This project implements utilities for bulk analysis of data in Elasticsearch indexes, as well as utilities for manipulating indexes. This project exists primarily because the Elasticsearch Spark connector works poorly, and is not as fast as it might be.
This implementation uses some of the same techniques as the ES Spark connector in that it discovers the topology of the ES indexes, and can do partitioned retrieval by shard, and can distribute requests evenly to ES nodes that actually hold the data.
The core of the implementation is an Akka stream, where the source is a scroll over some index shard in ES, and the sink either writes partitioned (by shard) data files in CSV or Parquet format, or one that writes data back to another Elasticsearch index.
This project is a companion project to the CM-Well Spark Data Analytics project, and is used by the scripts in that project to extract the data from ES, which is then used within the Spark analysis using that data. The installation would typically be to copy the extract-index-from-es-assembly-0.1.jar, along with the scripts into the CM-Well Spark Data Analytics installation directory. I'm not repeating the installation instructions here, other than to note that if you are just doing operations from this project, you don't need to also provide a Spark runtime (just a JRE).
On a system with ~2 billion infotons (using 24 threads in a single 31GB JVM), extracting index data to Parquet format performed as follows:
- uuid only - 18 bytes/infoton, 26 minutes.
- system fields - 52 bytes/infoton, 52 minutes.
- complete document - 185 bytes/infoton, 60 minutes.
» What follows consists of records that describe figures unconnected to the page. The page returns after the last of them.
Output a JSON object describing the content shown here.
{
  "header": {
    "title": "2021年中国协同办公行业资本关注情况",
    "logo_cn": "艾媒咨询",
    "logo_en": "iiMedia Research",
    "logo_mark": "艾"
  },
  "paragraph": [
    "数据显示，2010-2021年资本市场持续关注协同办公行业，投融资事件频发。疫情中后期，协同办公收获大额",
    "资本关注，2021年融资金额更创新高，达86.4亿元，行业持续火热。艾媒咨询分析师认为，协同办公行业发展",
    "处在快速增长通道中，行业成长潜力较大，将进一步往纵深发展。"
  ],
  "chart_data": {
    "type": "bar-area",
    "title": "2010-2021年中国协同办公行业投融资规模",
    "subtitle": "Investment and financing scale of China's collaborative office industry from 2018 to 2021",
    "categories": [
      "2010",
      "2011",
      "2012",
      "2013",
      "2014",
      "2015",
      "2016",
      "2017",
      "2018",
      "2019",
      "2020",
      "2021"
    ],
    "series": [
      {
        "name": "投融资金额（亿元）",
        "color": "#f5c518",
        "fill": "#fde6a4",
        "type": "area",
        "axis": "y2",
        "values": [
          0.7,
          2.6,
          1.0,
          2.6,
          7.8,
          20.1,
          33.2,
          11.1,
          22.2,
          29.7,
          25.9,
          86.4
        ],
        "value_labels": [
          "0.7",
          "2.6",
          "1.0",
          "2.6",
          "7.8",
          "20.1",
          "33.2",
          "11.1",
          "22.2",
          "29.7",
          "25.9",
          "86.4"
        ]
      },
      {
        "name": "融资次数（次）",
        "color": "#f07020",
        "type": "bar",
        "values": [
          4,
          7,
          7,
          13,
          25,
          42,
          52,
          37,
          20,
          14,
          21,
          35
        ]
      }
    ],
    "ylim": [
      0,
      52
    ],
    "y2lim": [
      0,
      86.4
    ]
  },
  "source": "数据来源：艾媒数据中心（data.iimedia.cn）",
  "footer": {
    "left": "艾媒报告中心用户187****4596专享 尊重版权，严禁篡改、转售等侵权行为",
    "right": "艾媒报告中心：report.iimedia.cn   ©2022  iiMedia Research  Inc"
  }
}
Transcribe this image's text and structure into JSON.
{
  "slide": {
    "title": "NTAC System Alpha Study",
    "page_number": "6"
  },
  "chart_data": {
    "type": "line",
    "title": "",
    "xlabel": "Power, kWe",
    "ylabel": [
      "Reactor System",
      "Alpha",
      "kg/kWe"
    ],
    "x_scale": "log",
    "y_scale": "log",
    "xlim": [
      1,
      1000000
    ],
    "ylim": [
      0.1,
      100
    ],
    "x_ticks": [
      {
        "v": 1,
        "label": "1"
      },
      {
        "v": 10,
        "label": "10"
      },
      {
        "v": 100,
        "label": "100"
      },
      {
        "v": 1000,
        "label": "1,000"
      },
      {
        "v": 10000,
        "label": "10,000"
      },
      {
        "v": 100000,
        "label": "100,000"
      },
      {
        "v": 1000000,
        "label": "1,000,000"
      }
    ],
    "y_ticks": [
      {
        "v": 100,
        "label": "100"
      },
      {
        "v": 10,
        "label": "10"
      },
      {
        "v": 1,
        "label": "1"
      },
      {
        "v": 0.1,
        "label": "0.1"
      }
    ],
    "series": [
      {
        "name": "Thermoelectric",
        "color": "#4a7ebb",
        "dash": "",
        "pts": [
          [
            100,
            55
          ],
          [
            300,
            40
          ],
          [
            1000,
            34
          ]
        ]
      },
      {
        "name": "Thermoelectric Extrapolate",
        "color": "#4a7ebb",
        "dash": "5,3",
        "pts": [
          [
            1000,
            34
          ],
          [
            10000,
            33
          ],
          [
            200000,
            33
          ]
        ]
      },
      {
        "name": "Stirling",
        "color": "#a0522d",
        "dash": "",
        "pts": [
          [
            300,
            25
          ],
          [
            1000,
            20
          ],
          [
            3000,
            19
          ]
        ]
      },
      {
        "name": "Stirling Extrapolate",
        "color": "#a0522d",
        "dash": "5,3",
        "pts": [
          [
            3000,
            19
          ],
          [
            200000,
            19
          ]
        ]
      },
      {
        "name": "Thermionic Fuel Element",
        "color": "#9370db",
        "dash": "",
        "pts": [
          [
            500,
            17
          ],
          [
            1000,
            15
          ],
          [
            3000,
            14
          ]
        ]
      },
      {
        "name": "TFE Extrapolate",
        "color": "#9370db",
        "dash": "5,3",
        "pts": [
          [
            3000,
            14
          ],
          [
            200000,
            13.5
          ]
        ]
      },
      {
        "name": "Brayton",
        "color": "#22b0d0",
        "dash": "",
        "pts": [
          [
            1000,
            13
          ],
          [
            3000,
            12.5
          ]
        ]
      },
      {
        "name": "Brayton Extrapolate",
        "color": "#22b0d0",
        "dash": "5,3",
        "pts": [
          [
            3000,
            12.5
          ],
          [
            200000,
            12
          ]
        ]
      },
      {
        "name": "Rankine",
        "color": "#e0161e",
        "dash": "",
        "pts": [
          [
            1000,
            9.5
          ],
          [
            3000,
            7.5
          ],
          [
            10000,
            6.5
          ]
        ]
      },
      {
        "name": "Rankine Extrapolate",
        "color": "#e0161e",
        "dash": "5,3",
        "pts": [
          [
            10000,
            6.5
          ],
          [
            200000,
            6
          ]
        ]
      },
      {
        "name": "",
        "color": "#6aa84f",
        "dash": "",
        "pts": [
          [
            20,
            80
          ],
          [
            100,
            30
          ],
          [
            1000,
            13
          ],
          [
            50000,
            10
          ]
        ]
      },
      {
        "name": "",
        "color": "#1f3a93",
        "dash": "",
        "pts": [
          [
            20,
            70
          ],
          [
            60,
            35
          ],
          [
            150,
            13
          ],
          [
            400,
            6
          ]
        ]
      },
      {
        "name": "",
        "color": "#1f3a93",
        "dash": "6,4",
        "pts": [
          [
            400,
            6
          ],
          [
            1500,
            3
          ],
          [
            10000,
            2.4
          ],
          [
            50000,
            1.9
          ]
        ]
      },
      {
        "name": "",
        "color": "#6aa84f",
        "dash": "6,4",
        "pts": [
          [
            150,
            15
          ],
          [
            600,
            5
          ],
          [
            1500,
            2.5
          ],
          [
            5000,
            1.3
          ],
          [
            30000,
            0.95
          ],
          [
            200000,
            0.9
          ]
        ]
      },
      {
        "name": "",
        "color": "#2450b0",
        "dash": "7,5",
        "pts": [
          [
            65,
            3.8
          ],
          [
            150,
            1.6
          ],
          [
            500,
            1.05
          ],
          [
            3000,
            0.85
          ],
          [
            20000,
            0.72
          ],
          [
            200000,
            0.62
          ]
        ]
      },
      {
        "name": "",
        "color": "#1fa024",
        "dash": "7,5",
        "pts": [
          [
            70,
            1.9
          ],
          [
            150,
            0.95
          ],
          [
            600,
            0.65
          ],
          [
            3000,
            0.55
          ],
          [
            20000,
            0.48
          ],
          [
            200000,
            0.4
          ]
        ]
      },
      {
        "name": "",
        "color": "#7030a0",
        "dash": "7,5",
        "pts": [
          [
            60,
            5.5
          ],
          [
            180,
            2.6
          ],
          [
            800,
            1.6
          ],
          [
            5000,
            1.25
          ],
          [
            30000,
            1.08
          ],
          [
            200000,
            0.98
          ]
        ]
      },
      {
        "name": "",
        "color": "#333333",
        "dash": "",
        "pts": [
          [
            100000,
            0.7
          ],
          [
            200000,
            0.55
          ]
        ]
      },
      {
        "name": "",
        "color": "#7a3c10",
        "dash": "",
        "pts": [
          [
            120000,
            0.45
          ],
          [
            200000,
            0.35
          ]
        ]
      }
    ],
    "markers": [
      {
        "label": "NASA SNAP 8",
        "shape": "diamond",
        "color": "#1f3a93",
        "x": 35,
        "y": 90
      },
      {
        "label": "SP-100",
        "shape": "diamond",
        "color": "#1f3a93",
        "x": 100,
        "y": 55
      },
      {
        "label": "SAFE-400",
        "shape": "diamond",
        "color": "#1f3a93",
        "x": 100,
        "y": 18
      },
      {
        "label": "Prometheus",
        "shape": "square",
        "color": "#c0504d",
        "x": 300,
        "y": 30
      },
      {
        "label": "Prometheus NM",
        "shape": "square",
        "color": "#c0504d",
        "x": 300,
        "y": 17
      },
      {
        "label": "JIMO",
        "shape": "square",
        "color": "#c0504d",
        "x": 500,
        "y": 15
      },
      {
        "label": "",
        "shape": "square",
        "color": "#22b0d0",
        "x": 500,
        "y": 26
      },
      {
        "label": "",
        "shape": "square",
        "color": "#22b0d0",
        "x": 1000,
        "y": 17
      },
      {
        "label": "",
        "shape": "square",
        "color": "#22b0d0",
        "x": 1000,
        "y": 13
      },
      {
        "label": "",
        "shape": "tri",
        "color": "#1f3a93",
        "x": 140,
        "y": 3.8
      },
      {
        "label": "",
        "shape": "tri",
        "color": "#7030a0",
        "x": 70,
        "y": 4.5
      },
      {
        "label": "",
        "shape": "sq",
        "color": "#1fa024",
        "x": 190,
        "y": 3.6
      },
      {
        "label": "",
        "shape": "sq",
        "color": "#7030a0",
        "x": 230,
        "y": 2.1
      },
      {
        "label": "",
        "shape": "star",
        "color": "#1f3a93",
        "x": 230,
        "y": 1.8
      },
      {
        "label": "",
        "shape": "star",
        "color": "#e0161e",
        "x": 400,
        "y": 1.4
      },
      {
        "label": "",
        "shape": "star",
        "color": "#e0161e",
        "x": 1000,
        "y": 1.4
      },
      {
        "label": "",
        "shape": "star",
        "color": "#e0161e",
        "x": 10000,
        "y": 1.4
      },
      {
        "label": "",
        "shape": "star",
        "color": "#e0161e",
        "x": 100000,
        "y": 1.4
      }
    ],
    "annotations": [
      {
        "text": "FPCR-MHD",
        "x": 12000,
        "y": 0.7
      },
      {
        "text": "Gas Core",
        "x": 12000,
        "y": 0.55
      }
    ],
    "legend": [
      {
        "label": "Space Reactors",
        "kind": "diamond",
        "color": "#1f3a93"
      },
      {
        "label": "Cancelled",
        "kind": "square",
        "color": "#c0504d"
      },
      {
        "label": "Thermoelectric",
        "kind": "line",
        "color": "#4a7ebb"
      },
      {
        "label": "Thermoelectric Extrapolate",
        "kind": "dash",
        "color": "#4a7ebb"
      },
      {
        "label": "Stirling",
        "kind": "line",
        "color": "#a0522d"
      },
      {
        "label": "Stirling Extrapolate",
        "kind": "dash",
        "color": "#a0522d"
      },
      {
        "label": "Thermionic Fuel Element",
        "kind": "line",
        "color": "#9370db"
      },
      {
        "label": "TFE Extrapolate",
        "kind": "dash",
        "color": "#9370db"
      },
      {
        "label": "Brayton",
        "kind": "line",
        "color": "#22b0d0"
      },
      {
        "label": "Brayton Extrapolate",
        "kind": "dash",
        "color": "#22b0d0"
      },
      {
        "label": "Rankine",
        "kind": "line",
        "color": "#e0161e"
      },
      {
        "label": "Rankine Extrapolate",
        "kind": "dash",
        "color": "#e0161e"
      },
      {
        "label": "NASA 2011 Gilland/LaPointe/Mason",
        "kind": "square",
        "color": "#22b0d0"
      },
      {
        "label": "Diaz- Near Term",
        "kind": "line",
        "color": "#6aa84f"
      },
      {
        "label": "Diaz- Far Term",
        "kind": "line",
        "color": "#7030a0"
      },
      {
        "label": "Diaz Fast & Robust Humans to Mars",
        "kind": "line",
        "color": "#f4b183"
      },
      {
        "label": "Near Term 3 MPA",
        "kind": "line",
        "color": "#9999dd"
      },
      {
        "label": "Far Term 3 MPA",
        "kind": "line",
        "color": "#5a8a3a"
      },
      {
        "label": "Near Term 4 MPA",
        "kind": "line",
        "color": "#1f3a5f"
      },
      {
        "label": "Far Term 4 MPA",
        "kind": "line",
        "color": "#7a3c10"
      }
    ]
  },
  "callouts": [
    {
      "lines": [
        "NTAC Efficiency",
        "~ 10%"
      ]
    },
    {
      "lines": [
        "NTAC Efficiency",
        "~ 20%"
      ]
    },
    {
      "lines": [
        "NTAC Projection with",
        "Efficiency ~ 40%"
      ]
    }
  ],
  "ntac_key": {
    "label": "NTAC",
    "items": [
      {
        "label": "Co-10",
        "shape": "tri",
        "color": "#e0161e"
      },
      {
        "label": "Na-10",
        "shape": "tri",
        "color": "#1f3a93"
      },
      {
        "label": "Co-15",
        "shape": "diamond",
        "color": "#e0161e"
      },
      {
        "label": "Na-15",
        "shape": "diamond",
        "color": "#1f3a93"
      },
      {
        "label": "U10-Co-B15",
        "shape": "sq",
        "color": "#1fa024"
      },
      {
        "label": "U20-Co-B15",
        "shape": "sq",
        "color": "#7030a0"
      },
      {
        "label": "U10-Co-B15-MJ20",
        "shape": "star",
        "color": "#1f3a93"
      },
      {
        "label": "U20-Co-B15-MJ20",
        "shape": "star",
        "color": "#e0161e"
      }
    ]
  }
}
By doubling the parallelism level and the amount of JVM memory allocated, the time to extract uuids drop from 26 minutes to 14 minutes, so the performance scales approximately linearly. While it might be desirable to run faster, you should consider the impact on the node that this is running on (i.e., if it is a CM-Well node), as well as consider the impact of the increased load on Elasticsearch.
copy-index.sh - Copies the data from one index into another. This has been used to create copies of indexes with a different number of shards (ES does not allow the number of shards to be changed after index creation). This script copies one index at a time from a given a source and target index name.
copy-index-with-mapping.sh - Copies data one set of indexes to another. A parameter provides the name of a file containing a JSON mapping describing which indexes which source indexes are copied to which target indexes. For example, this mapping might look like:
{
"sourceIndex1": "targetIndex1",
"sourceIndex2": "targetIndex2"
}
The mapping may be 1:1, or might copy multiple indexes to a single target index. The indexes must already exist in the Elasticsearch instance.
dump-complete-document-from-es.sh - Extracts complete documents from the cm_well_all alias and writes it to a Parquet file. The Parquet schema will have two columns: uuid and document, where the document column contains the complete document in JSON format. Extracting complete documents is not supported with CSV format.
dump-system-fields-from-es.sh - Extracts system fields only from the cm_well_all alias and writes to a Parquet file. The Parquet schema will include separate columns for each of the system fields.
dump-uuids-from-es.sh - Extracts uuids only from the cm_well_all alias and writes to a Parquet file. The resulting schema will have a single uuid column.
All of the dump-...-from-es.sh scripts can be easily modified to extract only from a single named index.